Her gaze drops to the blade as it catches a strip of moonlight. She doesn’t flinch. That shouldn’t wreck me. It does.

“What are you doing?” she asks, quiet.

“Making something make sense,” I say.

I move past her to the live oak and pick a spot in the bark at about my eye level. Anger hums under my skin—not at her. Never at her.

I’m angry at steel boxes and leather cuffs and the idea of anyone putting their hands on her and walking away.

I let that anger ride my arm. I draw back and drive the knife into the tree in one clean motion.

Steel bites wood with a dull, solid thunk. The handle vibrates once under my palm, then goes still. The blade stands there, buried to the hilt.

Phoenix startles. Not backward. Toward me.
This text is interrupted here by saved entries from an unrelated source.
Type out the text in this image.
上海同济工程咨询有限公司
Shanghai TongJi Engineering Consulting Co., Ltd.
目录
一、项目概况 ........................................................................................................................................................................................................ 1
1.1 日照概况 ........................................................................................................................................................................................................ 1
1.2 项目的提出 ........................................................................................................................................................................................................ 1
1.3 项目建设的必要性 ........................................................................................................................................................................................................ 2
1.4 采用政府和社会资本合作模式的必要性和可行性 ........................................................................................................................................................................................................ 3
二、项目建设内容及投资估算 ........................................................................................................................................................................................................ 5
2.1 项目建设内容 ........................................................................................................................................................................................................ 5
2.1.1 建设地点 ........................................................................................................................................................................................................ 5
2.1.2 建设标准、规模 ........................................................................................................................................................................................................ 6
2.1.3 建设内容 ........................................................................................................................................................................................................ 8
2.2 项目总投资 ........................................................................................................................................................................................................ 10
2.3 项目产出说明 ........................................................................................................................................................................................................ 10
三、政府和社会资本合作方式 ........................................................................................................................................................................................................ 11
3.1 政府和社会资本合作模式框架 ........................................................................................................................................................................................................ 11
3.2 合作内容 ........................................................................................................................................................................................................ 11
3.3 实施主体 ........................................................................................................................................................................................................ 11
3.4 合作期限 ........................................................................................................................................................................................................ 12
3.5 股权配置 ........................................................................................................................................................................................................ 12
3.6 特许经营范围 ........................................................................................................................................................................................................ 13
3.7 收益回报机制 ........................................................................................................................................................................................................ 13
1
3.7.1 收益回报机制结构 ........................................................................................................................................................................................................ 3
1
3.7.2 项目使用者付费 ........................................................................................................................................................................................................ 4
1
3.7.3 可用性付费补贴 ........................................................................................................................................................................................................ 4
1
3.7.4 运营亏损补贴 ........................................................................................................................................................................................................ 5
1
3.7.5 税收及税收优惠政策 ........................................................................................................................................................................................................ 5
She spins, eyes wide, chest rising fast.

“Storm.”

“I’m not going anywhere,” I say. My voice comes out rough, like it was dragged over gravel. “You hear me?”

Her eyes flick from the knife to my face. Her pupils are blown wide in the low light.

“This,” I say, tapping the hilt with two fingers, “is me. Right here. On this island. On that ship. In a grocery store. In line at the DMV. Doesn’t matter where. I’m here for you.”